The Indian novelist, activist and a world citizen, Arundhati Roy is known worldwide for her contribution to many issues from environment to women's rights to other social issues. She is renowned for her novel "The God of Small Things" which also won her the Booker Prize. 


Born to a Keralite Syrian Christian mother and a Bengali Hindu father on November 24, 1961, Roy spent her childhood in Aymanam, in Kerala, schooling in Corpus Christi. She left Kerala at the age of 16 to move to Delhi. Here, she had to take-up the life of a homeless, staying in a small hut with a tin roof within the walls of Delhi's Feroz Shah Kotla. She made a living of selling empty bottles. From here she then proceeded to study architecture at the Delhi School of Architecture (where she met her first husband, the architect Gerard Da Cunha).

"The God of Small Things" is the only novel written by her. After the success of the book people anticipated about what the author would write next, when she surprised everyone by concentrating on political issues. She started writing about the Narmada Dam project, India's Nuclear Weapons, corrupt power company Enron's activities in India. She has now become a figure-head of the anti-globalization/alter-globalization movement and a vehement critic of neo-imperialism. 


Roy was awarded the Sydney Peace Prize in May 2004 for her work in social campaigns and advocacy of non-violence.
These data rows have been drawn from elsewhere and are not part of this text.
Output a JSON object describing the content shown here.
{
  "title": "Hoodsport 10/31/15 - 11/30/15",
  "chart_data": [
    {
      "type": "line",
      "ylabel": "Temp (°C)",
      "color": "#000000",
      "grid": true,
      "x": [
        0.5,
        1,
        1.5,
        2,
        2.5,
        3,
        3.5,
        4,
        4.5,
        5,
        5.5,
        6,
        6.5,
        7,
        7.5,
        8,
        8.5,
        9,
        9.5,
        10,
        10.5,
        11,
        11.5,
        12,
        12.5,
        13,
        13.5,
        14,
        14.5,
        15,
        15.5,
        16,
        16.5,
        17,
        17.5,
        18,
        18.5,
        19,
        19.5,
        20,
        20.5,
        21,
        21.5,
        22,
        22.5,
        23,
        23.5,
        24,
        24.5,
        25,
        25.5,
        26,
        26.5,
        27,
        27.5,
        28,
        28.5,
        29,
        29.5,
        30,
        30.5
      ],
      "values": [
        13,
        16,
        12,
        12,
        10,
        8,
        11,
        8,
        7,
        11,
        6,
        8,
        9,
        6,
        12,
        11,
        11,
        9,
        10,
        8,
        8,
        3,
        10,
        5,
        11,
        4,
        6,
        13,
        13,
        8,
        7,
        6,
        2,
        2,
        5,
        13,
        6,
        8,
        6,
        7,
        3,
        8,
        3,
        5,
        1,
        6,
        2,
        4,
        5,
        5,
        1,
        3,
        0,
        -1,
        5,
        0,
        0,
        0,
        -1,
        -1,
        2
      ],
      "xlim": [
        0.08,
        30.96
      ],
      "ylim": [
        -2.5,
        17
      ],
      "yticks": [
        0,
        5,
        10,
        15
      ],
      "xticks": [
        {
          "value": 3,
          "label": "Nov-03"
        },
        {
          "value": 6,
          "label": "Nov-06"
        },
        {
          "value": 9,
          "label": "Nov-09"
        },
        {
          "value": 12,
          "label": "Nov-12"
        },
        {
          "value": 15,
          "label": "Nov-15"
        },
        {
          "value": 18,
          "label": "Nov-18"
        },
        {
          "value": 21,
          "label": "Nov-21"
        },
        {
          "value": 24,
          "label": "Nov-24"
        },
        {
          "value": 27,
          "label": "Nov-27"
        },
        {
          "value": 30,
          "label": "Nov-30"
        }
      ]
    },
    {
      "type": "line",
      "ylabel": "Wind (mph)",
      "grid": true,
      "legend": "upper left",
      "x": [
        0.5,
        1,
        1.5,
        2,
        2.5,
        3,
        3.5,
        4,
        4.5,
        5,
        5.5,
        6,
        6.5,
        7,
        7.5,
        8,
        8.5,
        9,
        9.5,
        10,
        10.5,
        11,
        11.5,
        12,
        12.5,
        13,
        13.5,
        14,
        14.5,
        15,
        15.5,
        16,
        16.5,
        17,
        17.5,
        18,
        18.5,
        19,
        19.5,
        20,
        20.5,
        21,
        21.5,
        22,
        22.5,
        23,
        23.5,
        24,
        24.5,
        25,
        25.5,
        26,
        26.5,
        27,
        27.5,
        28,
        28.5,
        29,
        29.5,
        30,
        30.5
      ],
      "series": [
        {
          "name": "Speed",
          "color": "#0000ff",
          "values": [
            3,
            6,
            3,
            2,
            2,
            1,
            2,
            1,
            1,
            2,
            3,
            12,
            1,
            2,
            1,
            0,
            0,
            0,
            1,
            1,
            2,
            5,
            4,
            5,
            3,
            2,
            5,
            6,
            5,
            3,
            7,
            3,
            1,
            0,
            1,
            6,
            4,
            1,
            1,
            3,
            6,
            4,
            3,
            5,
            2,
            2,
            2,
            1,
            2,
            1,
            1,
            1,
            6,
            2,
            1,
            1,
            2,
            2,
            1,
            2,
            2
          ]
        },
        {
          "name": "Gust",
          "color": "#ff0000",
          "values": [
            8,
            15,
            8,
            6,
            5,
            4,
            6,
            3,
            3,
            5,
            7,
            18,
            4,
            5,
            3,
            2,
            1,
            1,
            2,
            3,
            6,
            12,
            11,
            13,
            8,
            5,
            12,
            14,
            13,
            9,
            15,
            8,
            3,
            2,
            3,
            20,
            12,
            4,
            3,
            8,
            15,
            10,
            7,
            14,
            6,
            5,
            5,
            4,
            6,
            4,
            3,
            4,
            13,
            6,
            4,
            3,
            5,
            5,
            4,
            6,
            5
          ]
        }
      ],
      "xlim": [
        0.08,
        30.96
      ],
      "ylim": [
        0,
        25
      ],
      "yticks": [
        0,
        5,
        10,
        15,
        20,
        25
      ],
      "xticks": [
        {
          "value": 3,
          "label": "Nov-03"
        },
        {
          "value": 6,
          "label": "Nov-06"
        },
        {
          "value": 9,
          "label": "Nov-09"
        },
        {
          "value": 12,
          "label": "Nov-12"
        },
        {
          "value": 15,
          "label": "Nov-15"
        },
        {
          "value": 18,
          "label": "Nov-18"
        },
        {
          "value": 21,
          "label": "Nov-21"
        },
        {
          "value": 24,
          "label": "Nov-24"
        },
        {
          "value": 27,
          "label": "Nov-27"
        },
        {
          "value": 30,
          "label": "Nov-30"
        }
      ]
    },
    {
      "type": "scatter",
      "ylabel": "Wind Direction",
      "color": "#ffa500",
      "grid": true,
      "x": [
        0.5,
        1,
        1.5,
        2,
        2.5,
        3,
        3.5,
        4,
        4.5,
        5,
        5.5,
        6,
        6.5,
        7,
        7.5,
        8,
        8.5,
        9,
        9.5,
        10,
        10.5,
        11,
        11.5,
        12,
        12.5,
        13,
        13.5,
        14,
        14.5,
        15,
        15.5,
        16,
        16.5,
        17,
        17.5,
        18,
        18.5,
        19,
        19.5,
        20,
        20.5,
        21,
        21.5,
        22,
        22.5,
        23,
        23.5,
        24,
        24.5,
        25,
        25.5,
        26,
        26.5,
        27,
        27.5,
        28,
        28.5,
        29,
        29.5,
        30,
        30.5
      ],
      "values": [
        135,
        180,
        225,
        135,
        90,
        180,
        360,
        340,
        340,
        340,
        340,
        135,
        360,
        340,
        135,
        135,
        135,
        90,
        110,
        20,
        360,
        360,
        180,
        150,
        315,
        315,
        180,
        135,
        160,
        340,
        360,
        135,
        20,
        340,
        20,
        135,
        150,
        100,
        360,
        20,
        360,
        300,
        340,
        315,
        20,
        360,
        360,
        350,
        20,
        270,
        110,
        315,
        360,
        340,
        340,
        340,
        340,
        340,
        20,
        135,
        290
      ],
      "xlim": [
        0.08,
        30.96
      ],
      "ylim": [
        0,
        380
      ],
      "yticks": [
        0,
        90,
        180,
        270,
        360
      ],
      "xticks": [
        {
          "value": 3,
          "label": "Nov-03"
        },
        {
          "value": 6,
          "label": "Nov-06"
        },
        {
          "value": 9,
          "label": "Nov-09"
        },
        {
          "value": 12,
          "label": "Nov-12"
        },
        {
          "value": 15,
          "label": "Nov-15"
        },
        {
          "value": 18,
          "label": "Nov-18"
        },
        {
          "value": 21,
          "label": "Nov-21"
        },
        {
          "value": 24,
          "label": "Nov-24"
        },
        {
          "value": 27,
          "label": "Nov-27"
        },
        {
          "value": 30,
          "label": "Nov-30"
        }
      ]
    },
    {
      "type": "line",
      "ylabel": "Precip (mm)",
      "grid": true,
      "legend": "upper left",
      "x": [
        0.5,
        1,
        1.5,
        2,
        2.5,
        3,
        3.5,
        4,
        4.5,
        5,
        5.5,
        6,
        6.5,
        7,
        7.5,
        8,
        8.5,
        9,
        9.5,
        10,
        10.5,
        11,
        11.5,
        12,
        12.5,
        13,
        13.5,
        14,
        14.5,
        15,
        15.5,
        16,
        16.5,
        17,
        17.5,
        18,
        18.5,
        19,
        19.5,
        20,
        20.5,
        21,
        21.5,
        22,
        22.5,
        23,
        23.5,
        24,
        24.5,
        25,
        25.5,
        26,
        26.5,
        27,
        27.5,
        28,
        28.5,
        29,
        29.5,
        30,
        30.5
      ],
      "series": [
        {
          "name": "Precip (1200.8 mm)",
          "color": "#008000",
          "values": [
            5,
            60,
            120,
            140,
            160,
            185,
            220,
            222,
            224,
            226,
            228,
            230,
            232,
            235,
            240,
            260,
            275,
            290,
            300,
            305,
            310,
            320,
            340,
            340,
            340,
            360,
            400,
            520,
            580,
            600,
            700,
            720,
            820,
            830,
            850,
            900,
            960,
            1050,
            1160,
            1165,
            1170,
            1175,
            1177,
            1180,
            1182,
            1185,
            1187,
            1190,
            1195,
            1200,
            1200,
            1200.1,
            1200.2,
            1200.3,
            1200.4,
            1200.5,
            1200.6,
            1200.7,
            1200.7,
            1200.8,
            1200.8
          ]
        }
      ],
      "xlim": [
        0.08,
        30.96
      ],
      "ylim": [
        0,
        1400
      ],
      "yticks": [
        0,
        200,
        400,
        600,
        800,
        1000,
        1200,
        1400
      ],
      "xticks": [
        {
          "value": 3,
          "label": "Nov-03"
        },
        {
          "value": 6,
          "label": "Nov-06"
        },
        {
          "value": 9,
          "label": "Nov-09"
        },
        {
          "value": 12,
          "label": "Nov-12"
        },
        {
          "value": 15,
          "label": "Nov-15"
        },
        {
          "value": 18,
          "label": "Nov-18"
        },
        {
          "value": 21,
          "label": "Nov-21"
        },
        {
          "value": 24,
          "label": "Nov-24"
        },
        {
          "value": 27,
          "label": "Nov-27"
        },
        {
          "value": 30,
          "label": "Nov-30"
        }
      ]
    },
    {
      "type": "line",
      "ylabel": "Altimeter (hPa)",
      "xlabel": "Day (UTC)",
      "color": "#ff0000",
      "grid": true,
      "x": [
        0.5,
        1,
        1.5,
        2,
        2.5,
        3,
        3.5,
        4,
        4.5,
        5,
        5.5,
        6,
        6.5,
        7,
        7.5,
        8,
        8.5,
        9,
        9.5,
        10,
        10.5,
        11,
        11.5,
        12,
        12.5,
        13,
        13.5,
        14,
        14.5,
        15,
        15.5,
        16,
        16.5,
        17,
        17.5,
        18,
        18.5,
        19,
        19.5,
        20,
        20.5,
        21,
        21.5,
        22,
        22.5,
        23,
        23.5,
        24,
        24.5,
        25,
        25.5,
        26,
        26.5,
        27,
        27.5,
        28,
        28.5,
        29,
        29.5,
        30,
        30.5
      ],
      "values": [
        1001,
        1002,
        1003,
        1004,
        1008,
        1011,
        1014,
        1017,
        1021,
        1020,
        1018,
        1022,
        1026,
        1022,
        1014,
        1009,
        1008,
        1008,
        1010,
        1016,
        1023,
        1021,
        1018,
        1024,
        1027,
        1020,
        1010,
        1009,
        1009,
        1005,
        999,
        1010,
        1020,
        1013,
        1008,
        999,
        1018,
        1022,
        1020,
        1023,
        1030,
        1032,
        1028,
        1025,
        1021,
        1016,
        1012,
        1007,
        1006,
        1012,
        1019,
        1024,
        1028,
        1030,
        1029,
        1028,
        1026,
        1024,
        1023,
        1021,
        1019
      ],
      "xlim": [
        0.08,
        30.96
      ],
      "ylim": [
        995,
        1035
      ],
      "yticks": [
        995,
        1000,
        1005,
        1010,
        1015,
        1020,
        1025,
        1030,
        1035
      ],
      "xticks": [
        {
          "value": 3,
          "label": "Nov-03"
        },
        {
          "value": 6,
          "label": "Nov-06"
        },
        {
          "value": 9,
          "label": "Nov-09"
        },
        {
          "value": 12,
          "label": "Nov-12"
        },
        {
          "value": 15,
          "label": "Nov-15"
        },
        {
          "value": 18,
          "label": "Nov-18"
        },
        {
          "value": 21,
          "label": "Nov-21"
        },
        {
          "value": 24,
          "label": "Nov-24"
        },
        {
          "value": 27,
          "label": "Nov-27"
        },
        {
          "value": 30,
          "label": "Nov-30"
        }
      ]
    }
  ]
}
She was also awarded the Sahitya Akademi award for her collection of essays, 'The Algebra of Infinite Justice' in January 2006, however she declined to accept it.

Apart from a book and political writing, Roy has also written movie scripts. She wrote and starred in "In Which Annie Gives it Those Ones", and wrote the script for Pradip Kishen's Electric Moon. She drew media attention when she spoke out in support of Phoolan Devi who she felt had been exploited by Shekhar Kapur's film Bandit Queen. 

Her strong presence over women issues is usually credited to her upbringing by her mother Mary Roy, the woman whose court case changed the inheritance laws in favour of women. According to her "a feminist is a woman who negotiates herself into a position where she has choices." 

Roy is the first non-expatriate Indian author and also the first Indian woman to have won the Booker prize.